Я знаю, что все делаю правильно, и я чувствую, что делать это обязан…
Так уже случалось однажды. Четыре года назад. Тоже летом. Обязанность — как боль. Она могла убить меня или в лучшем случае показательно покалечить…
…В Большом зале Консерватории звук неточный, хотя все говорят обратное. Ах, акустика, ах, акустика, такая прозрачная, такая совершенная… Только в середине зала слышны все инструменты разом. А если вдруг находишься где-нибудь сбоку, справа, слева, то те инструменты, которые ближе к тебе, звучат ярче, а те, которые дальше от тебя, притушиваются ощутимо — незаслуженно. Сегодня, например, контрабас меня донимал, бум, бум, буму, бум, пи-пи, ля-ля, пу-пу, ля-ля… Я не великий знаток и не обученный ценитель и с музыкальным слухом с самого детства еще так и не приноровился справляться, но дисгармонию слышу, вижу, чувствую беспрепятственно и без усилия… Не понравилось мне то, что я сегодня видел и слышал. Музыкантов не возбуждала их работа. Они думали о доме, о телевизоре, о грядках и огородах, о выпивке, об отпуске, о футболе и о девчонках в мини-юбках из первого ряда, но только не о музыке — не о сексе думали, глядя на девчонок, а просто и незатейливо только о том, что в первом ряду сидят смешливые и свеженькие девчонки в мини-юбках, и все. Если бы думали о сексе с этими девчонками, и жарко, и с предвкушением, и с горькой, загустевшей слюной в начале горла, то играли бы сейчас провокационно и животворяще, как и вынуждает исполнителя, настоящего исполнителя, настоящая музыка… Я был недоволен и раздражен… У подружки своей Манечки, нежненькой, гладенькой, скромненькой, но матерящейся в постели так, как я даже и придумать не сумел никогда бы, не остался, укусил ее за коленку и отправил домой, непреклонно и непререкаемо…

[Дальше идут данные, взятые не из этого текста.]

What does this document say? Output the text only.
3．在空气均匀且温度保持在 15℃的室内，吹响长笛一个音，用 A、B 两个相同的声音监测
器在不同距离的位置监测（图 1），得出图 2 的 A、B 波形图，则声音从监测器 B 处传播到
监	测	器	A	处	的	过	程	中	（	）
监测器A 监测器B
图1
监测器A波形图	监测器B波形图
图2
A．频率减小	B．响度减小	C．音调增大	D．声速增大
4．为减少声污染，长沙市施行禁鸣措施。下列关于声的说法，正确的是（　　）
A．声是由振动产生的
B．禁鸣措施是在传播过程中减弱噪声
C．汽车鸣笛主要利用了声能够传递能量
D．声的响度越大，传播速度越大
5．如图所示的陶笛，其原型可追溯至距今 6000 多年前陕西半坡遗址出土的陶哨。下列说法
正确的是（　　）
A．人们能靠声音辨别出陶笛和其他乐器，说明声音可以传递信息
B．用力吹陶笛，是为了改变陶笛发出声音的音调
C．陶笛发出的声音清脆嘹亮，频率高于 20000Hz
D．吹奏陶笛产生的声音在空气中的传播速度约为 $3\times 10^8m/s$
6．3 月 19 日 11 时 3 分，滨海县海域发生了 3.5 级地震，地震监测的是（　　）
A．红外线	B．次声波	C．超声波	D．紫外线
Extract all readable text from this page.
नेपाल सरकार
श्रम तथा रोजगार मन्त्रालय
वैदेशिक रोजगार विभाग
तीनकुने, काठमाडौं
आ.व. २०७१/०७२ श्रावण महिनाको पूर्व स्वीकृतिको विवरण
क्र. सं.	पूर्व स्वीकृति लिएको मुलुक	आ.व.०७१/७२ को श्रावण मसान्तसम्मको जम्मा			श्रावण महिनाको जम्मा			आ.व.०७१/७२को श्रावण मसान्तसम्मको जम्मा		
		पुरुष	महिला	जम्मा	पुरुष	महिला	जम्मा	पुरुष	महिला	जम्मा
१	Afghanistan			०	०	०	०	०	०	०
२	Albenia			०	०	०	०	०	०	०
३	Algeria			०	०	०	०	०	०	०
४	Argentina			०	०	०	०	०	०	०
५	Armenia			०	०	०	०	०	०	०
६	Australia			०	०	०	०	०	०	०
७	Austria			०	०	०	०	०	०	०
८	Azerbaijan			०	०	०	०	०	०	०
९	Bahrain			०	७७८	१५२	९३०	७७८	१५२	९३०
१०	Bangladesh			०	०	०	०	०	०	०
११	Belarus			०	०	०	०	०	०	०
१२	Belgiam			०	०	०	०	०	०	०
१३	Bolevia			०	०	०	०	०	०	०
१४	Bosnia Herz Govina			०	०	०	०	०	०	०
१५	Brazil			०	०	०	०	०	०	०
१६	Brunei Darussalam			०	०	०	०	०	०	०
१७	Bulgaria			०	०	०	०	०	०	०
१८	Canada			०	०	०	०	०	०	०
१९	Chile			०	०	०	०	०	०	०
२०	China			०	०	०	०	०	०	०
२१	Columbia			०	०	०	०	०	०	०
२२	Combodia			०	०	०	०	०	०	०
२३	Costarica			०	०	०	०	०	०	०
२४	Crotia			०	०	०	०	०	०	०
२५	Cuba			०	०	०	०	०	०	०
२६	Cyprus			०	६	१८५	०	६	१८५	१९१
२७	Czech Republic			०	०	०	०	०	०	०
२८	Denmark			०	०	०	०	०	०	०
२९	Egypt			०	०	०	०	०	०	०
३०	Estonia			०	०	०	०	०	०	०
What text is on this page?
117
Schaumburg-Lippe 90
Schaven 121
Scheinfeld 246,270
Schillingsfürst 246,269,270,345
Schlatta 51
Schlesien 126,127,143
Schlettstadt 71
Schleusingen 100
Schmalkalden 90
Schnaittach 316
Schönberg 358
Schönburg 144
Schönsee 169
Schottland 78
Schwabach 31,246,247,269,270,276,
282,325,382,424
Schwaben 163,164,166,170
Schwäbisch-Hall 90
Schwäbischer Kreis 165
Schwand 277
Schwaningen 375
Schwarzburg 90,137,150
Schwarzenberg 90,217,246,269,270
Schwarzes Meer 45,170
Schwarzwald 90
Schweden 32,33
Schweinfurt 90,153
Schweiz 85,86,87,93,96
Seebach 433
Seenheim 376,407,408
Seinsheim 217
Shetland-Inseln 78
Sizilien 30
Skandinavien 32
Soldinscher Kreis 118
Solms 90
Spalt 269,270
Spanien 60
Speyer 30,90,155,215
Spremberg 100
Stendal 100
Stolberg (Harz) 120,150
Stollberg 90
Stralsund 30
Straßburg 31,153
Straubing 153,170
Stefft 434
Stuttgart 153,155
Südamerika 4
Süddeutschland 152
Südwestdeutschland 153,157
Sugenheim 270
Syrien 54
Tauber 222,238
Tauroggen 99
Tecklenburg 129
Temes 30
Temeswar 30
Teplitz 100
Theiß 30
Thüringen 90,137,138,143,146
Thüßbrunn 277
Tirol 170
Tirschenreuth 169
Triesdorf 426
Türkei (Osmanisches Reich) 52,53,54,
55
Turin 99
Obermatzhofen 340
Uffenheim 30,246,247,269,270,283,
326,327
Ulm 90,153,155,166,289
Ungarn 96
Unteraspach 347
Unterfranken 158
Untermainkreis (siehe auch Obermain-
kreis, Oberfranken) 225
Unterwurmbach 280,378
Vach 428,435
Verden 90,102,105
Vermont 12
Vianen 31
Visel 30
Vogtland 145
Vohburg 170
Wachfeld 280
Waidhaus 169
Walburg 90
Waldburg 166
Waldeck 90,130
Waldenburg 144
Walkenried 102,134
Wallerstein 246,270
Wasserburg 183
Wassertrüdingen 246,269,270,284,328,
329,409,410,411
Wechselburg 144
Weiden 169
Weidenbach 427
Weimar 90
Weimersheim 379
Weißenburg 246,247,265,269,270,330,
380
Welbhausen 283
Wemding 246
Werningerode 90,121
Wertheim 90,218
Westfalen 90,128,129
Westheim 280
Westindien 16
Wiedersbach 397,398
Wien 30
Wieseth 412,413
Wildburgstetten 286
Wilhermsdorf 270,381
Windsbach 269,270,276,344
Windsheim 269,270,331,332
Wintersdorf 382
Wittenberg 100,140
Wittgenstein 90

Сидел в машине недалеко от ее подъезда, на набережной Шевченко, курил, смотрел, как автомобили катятся по мосту, как самолеты, мигая бело, пробираются между звезд, как в окнах домов люди показывают ночи свои руки и плечи, а иногда и лица, как смеются, как плачут, а чаще как уныло и неподвижно глядят перед собой, как печалятся, как горюют — скучно им, они никак не могут догадаться о том, что живут… Слышал запахи сгоревшего бензина, кипящего масла и нагретой проводки — у автомобилей; превратившегося в бесцветный пар керосина, казенной еды, нечистых, тронутых уже разложением или перевариванием выдохов трехсот пассажиров, нестиранных вещей в багажном отделении, слюны командира корабля, размазанной по влагалищу молоденькой, миленькой, плачущей от удовольствия стюардессы — у самолета; тухлых зубов, обосс… описанных трусов и брюк, и диванов, и кроватей, и стульев, и кресел, запахи богатых духов, разукрашенных глаз, отмытых ушей и кисло-солено преющих ног, засаленных волос, нездоровых выделений из сосков груди и из членов, свежих дорогих дезодорантов, молодых, тренированных, талантливых тел (мало, мало, мало вокруг молодых, тренированных, талантливых тел!), перегнившего дерьма и забродившей мочи, выстиранных наволочек и простыней, пыльных ковров, вонючих освежителей воздуха, удушливых помойных ведер, нагретой от трения человеческой кожи, силы, денег, уверенности (мало, мало, мало вокруг этих самых силы, денег, уверенности), дешевого табака, отборного табака, выдохшейся водки, йода, зеленки, блевотины, опаленных ногтей, тошнотворно фабричных пельменей, тушеного недоброкачественного мяса с недоброкачественной же капустой (потому что дешево) и возбуждающе душисто охлажденной свинины и парной баранины, рыбы тюрбо и рыбы дорады, рыбы ре и рыбы соль, тунца и морского языка, только что приготовленной лазаньи и маленьких хрустящих пирожков с мясом и овощами (потому что вкусно), газа метана, валидола, валокордина, корвалола, валерьянки — из квартир недалеких домов.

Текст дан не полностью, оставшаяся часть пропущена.